We present preliminary data of a pool of randomized ribo-oligonuleotides screened for crystallization under a narrow set of crystal growth conditions. Those molecules that do crystallize are examined with the following questions in mind. 1) Do we see favored space groups during crystallization events as observed in proteins? 2) What particular biochemical function, if any, would be or could be associated with the crystallized RNA molecules? 3) Would there be any new structural motifs that may correspond to unanticipated shapes in their three-dimensional structures? 4) What RNAs of different size, sequence, complexity and intrinsic flexibility can exist that would be able to crystallize?

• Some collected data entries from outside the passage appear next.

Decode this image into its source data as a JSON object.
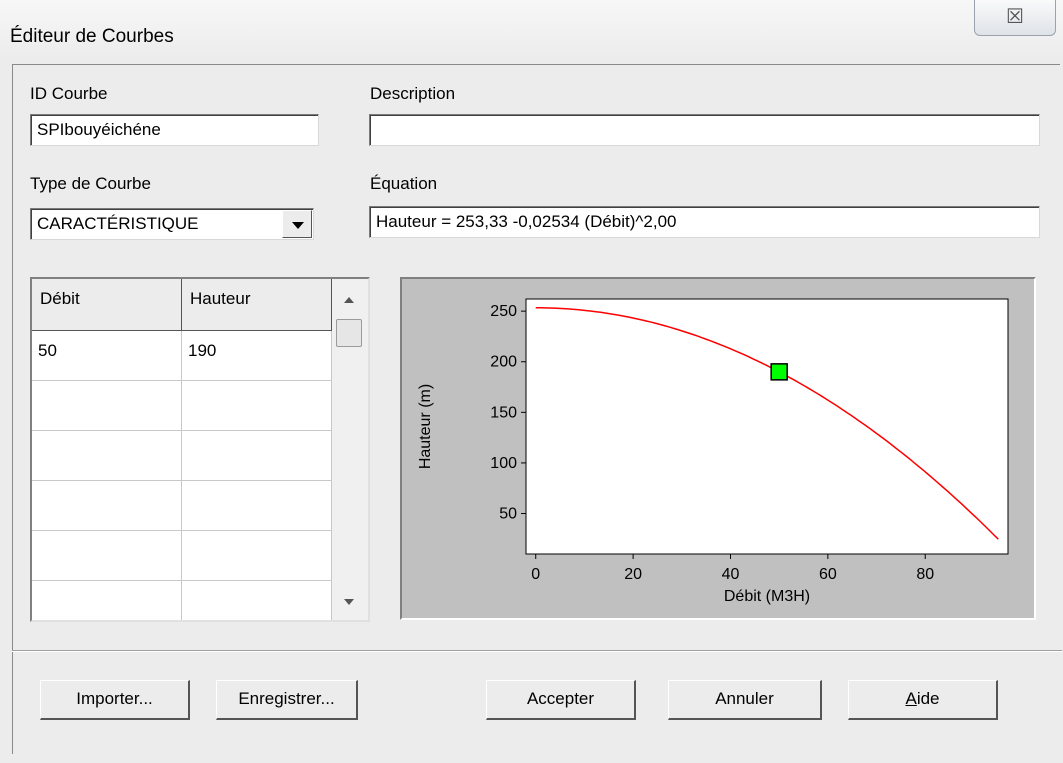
{
  "window": {
    "title": "Éditeur de Courbes",
    "close_glyph": "☒"
  },
  "fields": {
    "id_label": "ID Courbe",
    "id_value": "SPIbouyéichéne",
    "description_label": "Description",
    "description_value": "",
    "type_label": "Type de Courbe",
    "type_value": "CARACTÉRISTIQUE",
    "equation_label": "Équation",
    "equation_value": "Hauteur = 253,33 -0,02534 (Débit)^2,00"
  },
  "table": {
    "columns": [
      "Débit",
      "Hauteur"
    ],
    "rows": [
      [
        "50",
        "190"
      ],
      [
        "",
        ""
      ],
      [
        "",
        ""
      ],
      [
        "",
        ""
      ],
      [
        "",
        ""
      ],
      [
        "",
        ""
      ]
    ]
  },
  "buttons": {
    "import": "Importer...",
    "save": "Enregistrer...",
    "accept": "Accepter",
    "cancel": "Annuler",
    "help_first": "A",
    "help_rest": "ide"
  },
  "chart_data": {
    "type": "line",
    "xlabel": "Débit (M3H)",
    "ylabel": "Hauteur (m)",
    "xlim": [
      -2,
      97
    ],
    "ylim": [
      10,
      262
    ],
    "xticks": [
      0,
      20,
      40,
      60,
      80
    ],
    "yticks": [
      50,
      100,
      150,
      200,
      250
    ],
    "grid": false,
    "series": [
      {
        "equation": "Hauteur = 253,33 -0,02534 (Débit)^2,00",
        "coefficients": {
          "a": 253.33,
          "b": 0.02534,
          "c": 2.0
        },
        "x_range": [
          0,
          95
        ],
        "color": "#ff0000"
      }
    ],
    "points": [
      {
        "x": 50,
        "y": 190,
        "color": "#00ff00"
      }
    ]
  },
  "colors": {
    "window_bg": "#ececec",
    "curve": "#ff0000",
    "point": "#00ff00"
  }
}
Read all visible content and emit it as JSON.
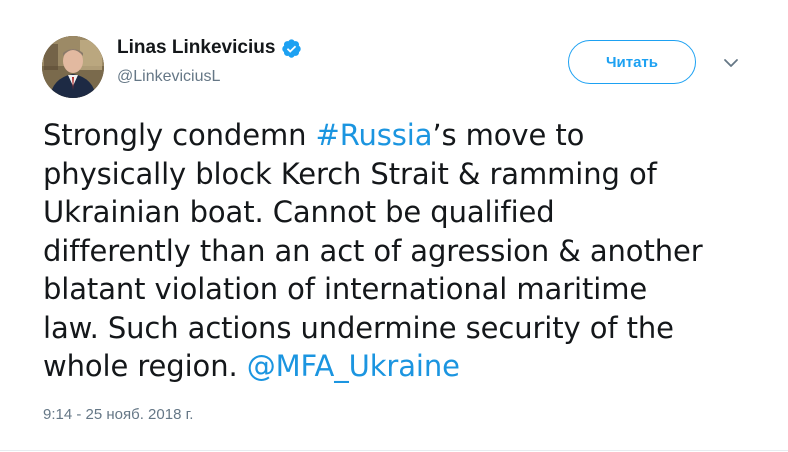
{
  "author": {
    "name": "Linas Linkevicius",
    "handle": "@LinkeviciusL",
    "verified_icon": "verified-badge-icon",
    "avatar_icon": "profile-photo-avatar"
  },
  "actions": {
    "follow_label": "Читать",
    "more_icon": "chevron-down-icon"
  },
  "tweet": {
    "text_lines": [
      {
        "before": "Strongly condemn ",
        "hashtag": "#Russia",
        "after": "’s move to"
      },
      {
        "text": "physically block Kerch Strait & ramming of"
      },
      {
        "text": "Ukrainian boat. Cannot be qualified"
      },
      {
        "text": "differently than an act of agression & another"
      },
      {
        "text": "blatant violation of international maritime"
      },
      {
        "text": "law. Such actions undermine security of the"
      },
      {
        "before": "whole region. ",
        "mention": "@MFA_Ukraine"
      }
    ],
    "timestamp": "9:14 - 25 нояб. 2018 г."
  },
  "colors": {
    "link": "#1b95e0",
    "accent": "#1da1f2",
    "text": "#14171a",
    "secondary_text": "#657786"
  }
}
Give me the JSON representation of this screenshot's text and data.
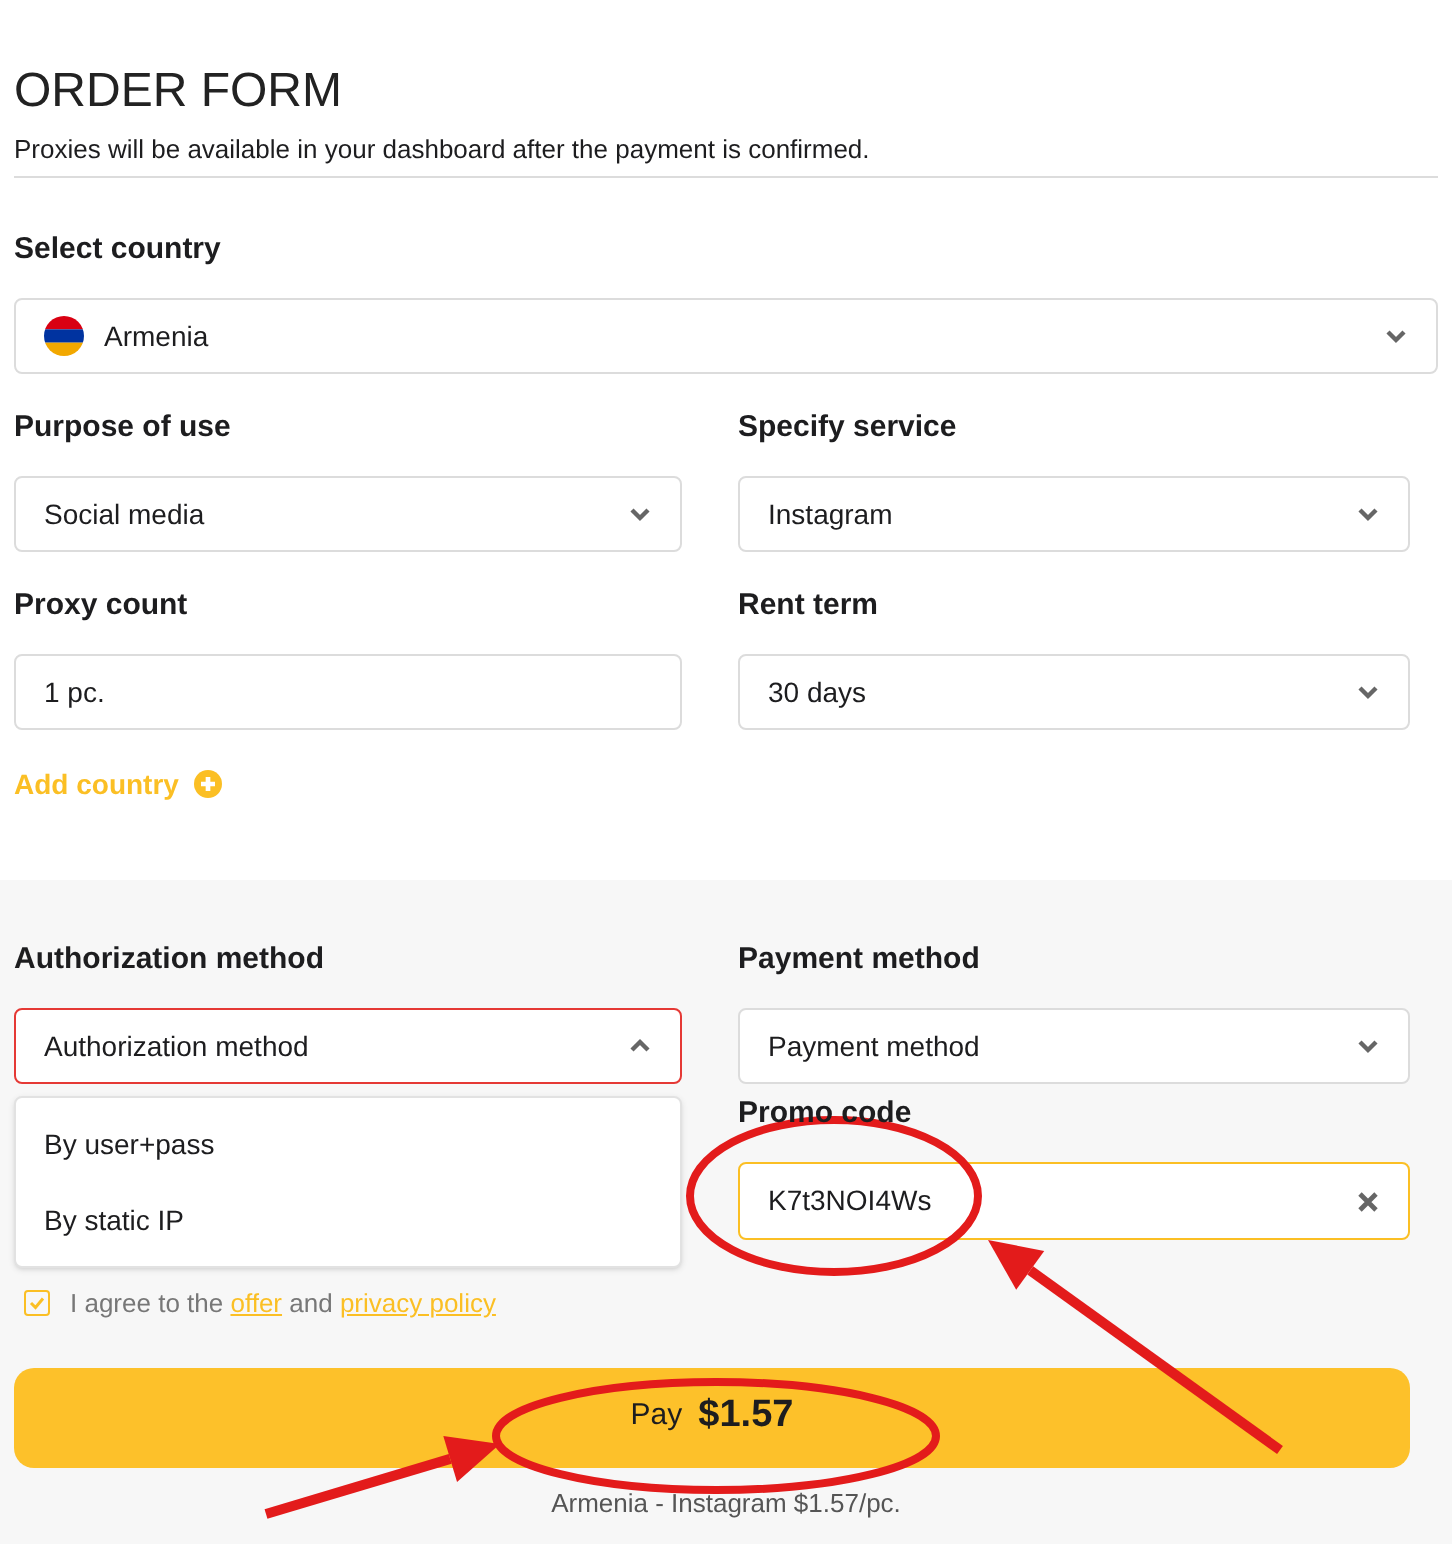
{
  "title": "ORDER FORM",
  "subtitle": "Proxies will be available in your dashboard after the payment is confirmed.",
  "country": {
    "label": "Select country",
    "value": "Armenia"
  },
  "fields": [
    {
      "kind": "select",
      "label": "Purpose of use",
      "value": "Social media"
    },
    {
      "kind": "select",
      "label": "Specify service",
      "value": "Instagram"
    },
    {
      "kind": "input",
      "label": "Proxy count",
      "value": "1 pc."
    },
    {
      "kind": "select",
      "label": "Rent term",
      "value": "30 days"
    }
  ],
  "add_country": "Add country",
  "auth": {
    "label": "Authorization method",
    "value": "Authorization method",
    "expanded": true,
    "options": [
      "By user+pass",
      "By static IP"
    ]
  },
  "payment": {
    "label": "Payment method",
    "value": "Payment method",
    "expanded": false
  },
  "promo": {
    "label": "Promo code",
    "value": "K7t3NOI4Ws"
  },
  "agreement": {
    "checked": true,
    "prefix": "I agree to the",
    "link_1": "offer",
    "middle": "and",
    "link_2": "privacy policy"
  },
  "pay": {
    "label": "Pay",
    "amount": "$1.57"
  },
  "summary": "Armenia - Instagram $1.57/pc.",
  "annotations": [
    {
      "kind": "ellipse"
    },
    {
      "kind": "arrow"
    },
    {
      "kind": "ellipse"
    },
    {
      "kind": "arrow"
    }
  ]
}
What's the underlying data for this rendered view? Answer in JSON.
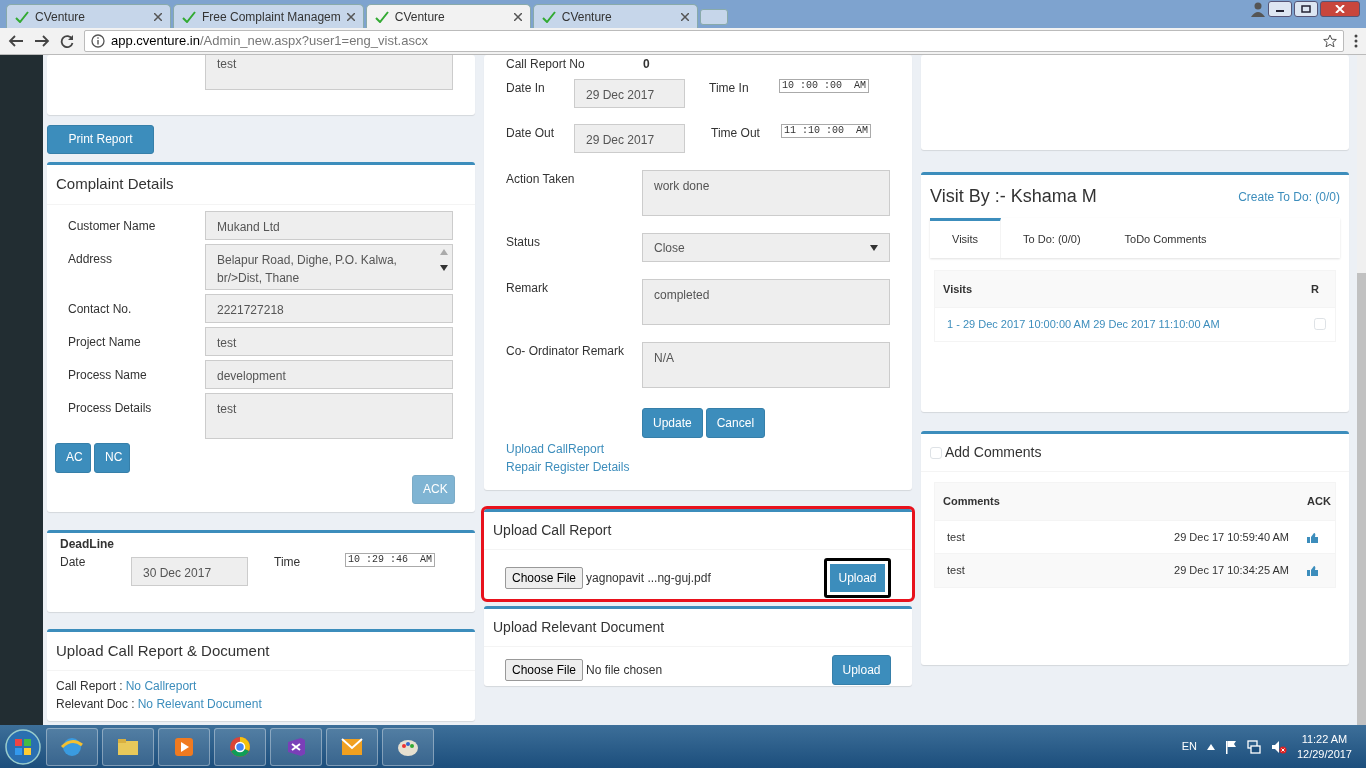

The screening of randomized ribo-oligonucleotide pools also included the usage of positively charged additives (4). RNA crystals that have been obtained in the presence of additives were optically evaluated and X-ray diffraction analysis were performed on selective crystals to compare their space group, cell parameters, and diffraction limit with those of controls. Whereas no changes in space group nor cell parameters were observed for most RNA analyses, changes in diffraction limit were found when certain RNA’s were crystallized with certain synthetic polyamines.